Bis 1974 kickte die Viktoria in der zweitklassigen Regionalliga West, verpasste dann jedoch die Qualifikation für die neue eingleisige Zweite Bundesliga. Nunmehr erstmals drittklassig, sorgte der Klub von der „Schäl Sick“ Mitte der 70er Jahre bundesweit für einen Paukenschlag. Mit einem sensationellen 2:1-Sieg bei Eintracht Braunschweig in der dritten Runde des DFB-Pokals schaffte er den ersten Sieg eines Amateurklubs über einen Bundesligisten. Das Aus kam dann im anschließenden Achtelfinale gegen Borussia Dortmund.

Noch mal zwischen 1978 und 1981 kurzzeitig zweitklassig, stand der Verein dann im Sommer 1994 erstmalig vor dem Konkurs. Auch fußballerisch darbend, fusionierte er mit dem kleinen, aber sportlich erfolgreicheren Nachbarn SC Brück zum SCB Preußen. Doch auch die 2003 erfolgte Rückbenennung in SCB Viktoria Köln brachte nicht die erhoffte Rückkehr in den bezahlten Fußball.

Nun steht der Verein in der Verbandsliga wieder vor einem Neuanfang. Tiefer darf der rechtsrheinische Klub, dem andere Vorortklubs wie Yurdumspor und FC Junkersdorf inzwischen den Rang abgelaufen haben, in der Ligahierarchie nicht mehr fallen. „Unterhalb der Verbandsliga würde den Jugendlichen die Identifikation fehlen“, warnt Präsident Pütz.

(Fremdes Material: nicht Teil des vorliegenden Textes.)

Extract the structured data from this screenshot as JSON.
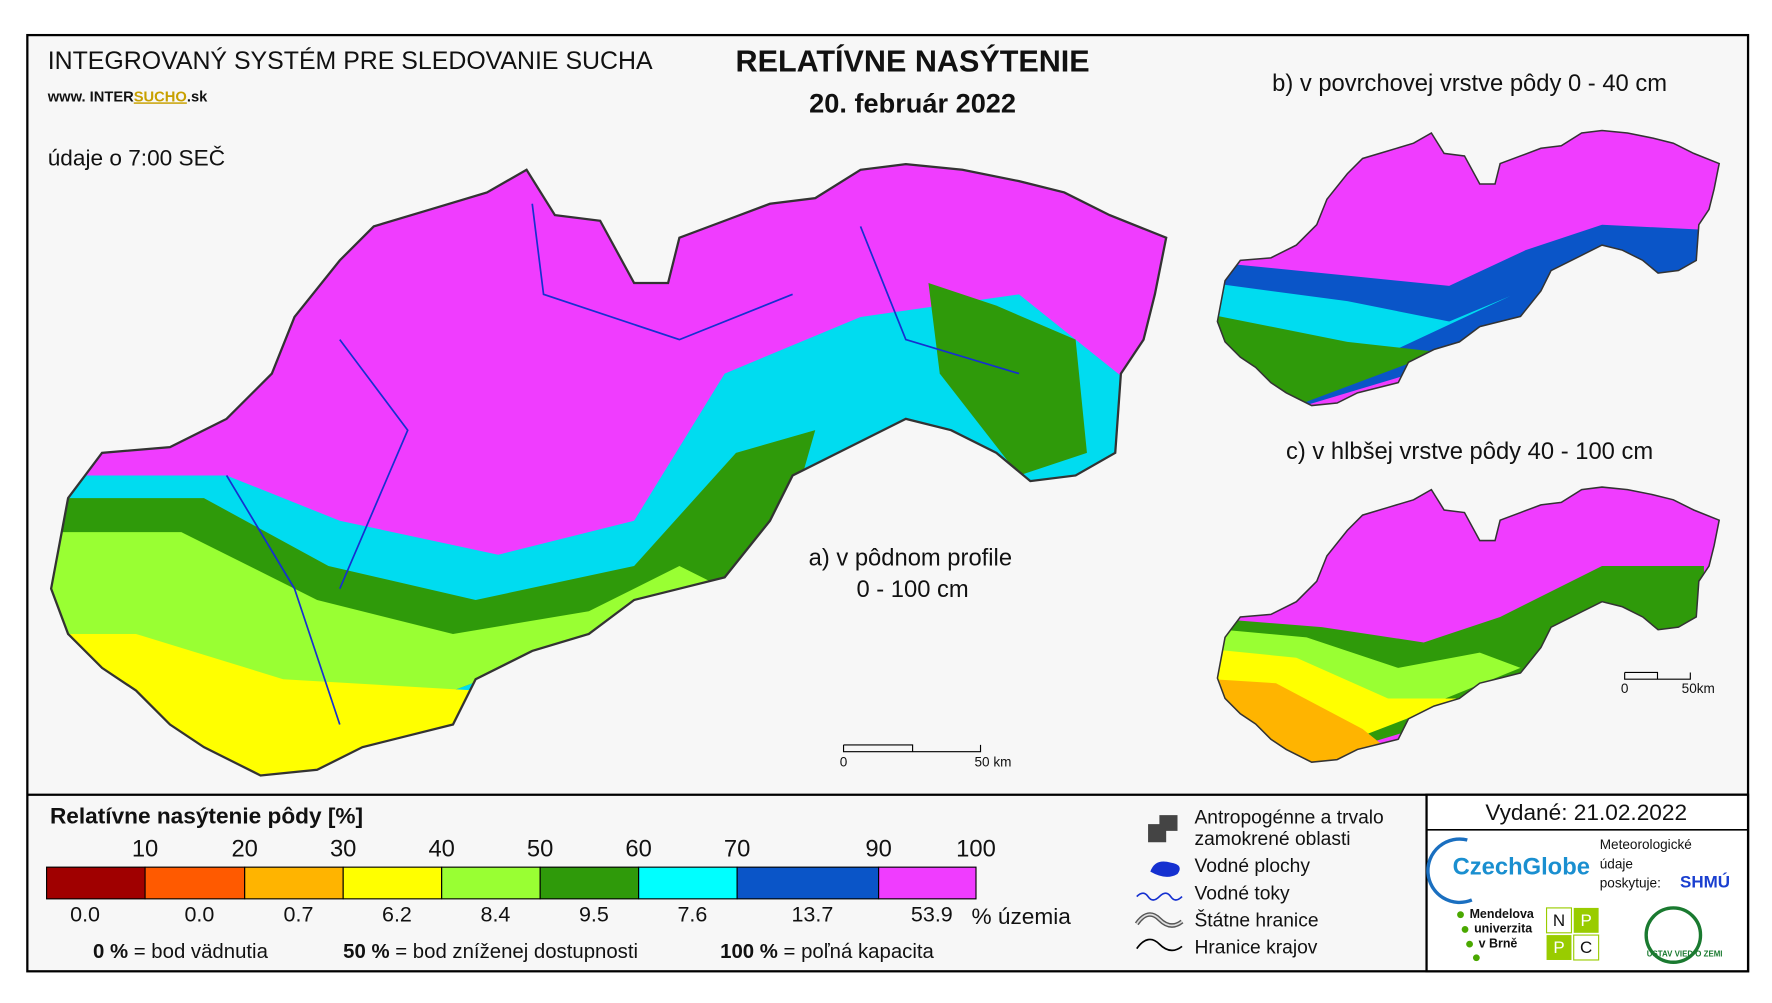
{
  "header": {
    "system": "INTEGROVANÝ SYSTÉM PRE SLEDOVANIE SUCHA",
    "url_prefix": "www. INTER",
    "url_highlight": "SUCHO",
    "url_suffix": ".sk",
    "time_note": "údaje o 7:00 SEČ"
  },
  "title": "RELATÍVNE NASÝTENIE",
  "date": "20. február 2022",
  "maps": {
    "a_line1": "a) v pôdnom profile",
    "a_line2": "0 - 100 cm",
    "b": "b) v povrchovej vrstve pôdy 0 - 40 cm",
    "c": "c) v hlbšej vrstve pôdy 40 - 100 cm"
  },
  "scale_bars": [
    {
      "zero": "0",
      "label": "50 km"
    },
    {
      "zero": "0",
      "label": "50km"
    }
  ],
  "legend": {
    "title": "Relatívne nasýtenie pôdy [%]",
    "thresholds": [
      10,
      20,
      30,
      40,
      50,
      60,
      70,
      90,
      100
    ],
    "colors": [
      "#a00000",
      "#ff5a00",
      "#ffb400",
      "#ffff00",
      "#99ff33",
      "#2f9a0a",
      "#00ffff",
      "#0a55c8",
      "#f03cff"
    ],
    "shares": [
      "0.0",
      "0.0",
      "0.7",
      "6.2",
      "8.4",
      "9.5",
      "7.6",
      "13.7",
      "53.9"
    ],
    "unit": "% územia",
    "notes": [
      {
        "key": "0 %",
        "text": "= bod vädnutia"
      },
      {
        "key": "50 %",
        "text": "= bod zníženej dostupnosti"
      },
      {
        "key": "100 %",
        "text": "= poľná kapacita"
      }
    ]
  },
  "symbols": {
    "anthropogenic_1": "Antropogénne a trvalo",
    "anthropogenic_2": "zamokrené oblasti",
    "water_bodies": "Vodné plochy",
    "rivers": "Vodné toky",
    "state_borders": "Štátne hranice",
    "region_borders": "Hranice krajov"
  },
  "issued": "Vydané: 21.02.2022",
  "logos": {
    "czechglobe": "CzechGlobe",
    "meteo_1": "Meteorologické",
    "meteo_2": "údaje",
    "meteo_3": "poskytuje:",
    "shmu": "SHMÚ",
    "mendel_1": "Mendelova",
    "mendel_2": "univerzita",
    "mendel_3": "v Brně",
    "npc": [
      "N",
      "P",
      "P",
      "C"
    ],
    "uvz": "ÚSTAV VIED O ZEMI"
  }
}
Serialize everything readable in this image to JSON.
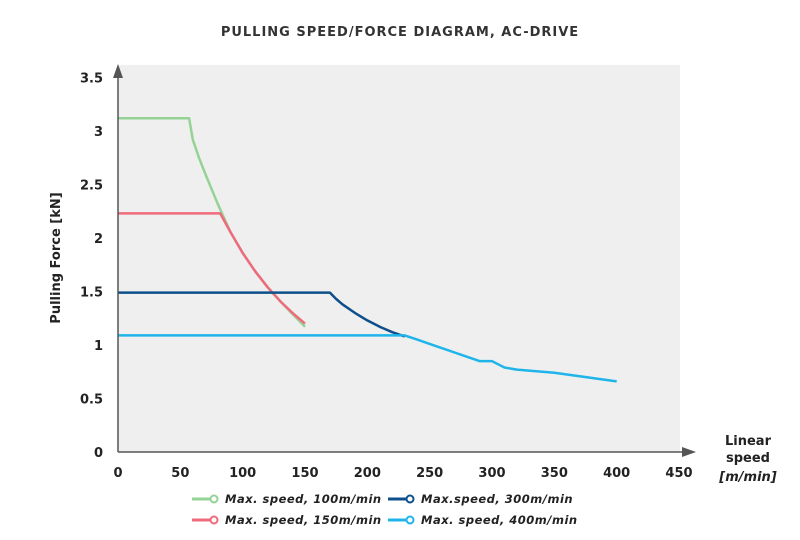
{
  "chart_data": {
    "type": "line",
    "title": "PULLING SPEED/FORCE DIAGRAM, AC-DRIVE",
    "xlabel": [
      "Linear",
      "speed",
      "[m/min]"
    ],
    "ylabel": "Pulling Force [kN]",
    "xlim": [
      0,
      450
    ],
    "ylim": [
      0,
      3.5
    ],
    "xticks": [
      0,
      50,
      100,
      150,
      200,
      250,
      300,
      350,
      400,
      450
    ],
    "yticks": [
      0,
      0.5,
      1,
      1.5,
      2,
      2.5,
      3,
      3.5
    ],
    "grid": false,
    "legend_position": "bottom",
    "background": "#efefef",
    "series": [
      {
        "name": "Max. speed, 100m/min",
        "color": "#95d295",
        "x": [
          0,
          57,
          60,
          65,
          70,
          80,
          90,
          100,
          110,
          120,
          130,
          140,
          150
        ],
        "y": [
          3.12,
          3.12,
          2.92,
          2.75,
          2.6,
          2.32,
          2.06,
          1.86,
          1.69,
          1.54,
          1.41,
          1.29,
          1.17
        ]
      },
      {
        "name": "Max. speed, 150m/min",
        "color": "#ef6b7b",
        "x": [
          0,
          82,
          90,
          100,
          110,
          120,
          130,
          140,
          150
        ],
        "y": [
          2.23,
          2.23,
          2.06,
          1.86,
          1.69,
          1.54,
          1.41,
          1.3,
          1.2
        ]
      },
      {
        "name": "Max.speed, 300m/min",
        "color": "#0d4f8b",
        "x": [
          0,
          170,
          175,
          180,
          190,
          200,
          210,
          220,
          230
        ],
        "y": [
          1.49,
          1.49,
          1.43,
          1.38,
          1.3,
          1.23,
          1.17,
          1.12,
          1.08
        ]
      },
      {
        "name": "Max. speed, 400m/min",
        "color": "#1fb5ea",
        "x": [
          0,
          230,
          240,
          250,
          260,
          270,
          280,
          290,
          300,
          305,
          310,
          320,
          350,
          400
        ],
        "y": [
          1.09,
          1.09,
          1.05,
          1.01,
          0.97,
          0.93,
          0.89,
          0.85,
          0.85,
          0.82,
          0.79,
          0.77,
          0.74,
          0.66
        ]
      }
    ]
  }
}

Gegenwärtig spielen in 20 Jugendmannschaften rund 400 Jugendliche. Zumeist kommen sie aus den umliegenden Stadtteilen in Vingst, Ostheim oder Kalk. Die Erfolge der SCB-Jugendarbeit können sich durchaus sehen lassen. Immerhin konnte sich die A-Jugend zwei Jahre in der Junioren-Bundesliga behaupten. „Die Jugendlichen sind unglaublich stolz, wenn sie das Viktoria-Trikot tragen“, berichtet Pütz.

Und sie sind auch das Pfund, mit dem der Verein in Zukunft wuchern möchte.

Mit einem Konzept, dass laut Pütz schon fertig in der Schublade liegt, sollen sie noch enger an den Verein binden. Durch eine Rundumbetreuung von der Hausaufgabenhilfe bis zur Ausbildungsplatzvermittlung hofft man, eines Tages die Zahl der Jugendmannschaften auf 50 ansteigen zu lassen, um dann „von der Breite an die Spitze“ (Pütz) zu gelangen.

Bis dahin sind es Menschen wie Hubert Heiberg, die der Viktoria mit Tatkraft und gelegentlich auch ein paar Euros unter die Arme greifen. Denn Tradition reicht nicht zum Überleben.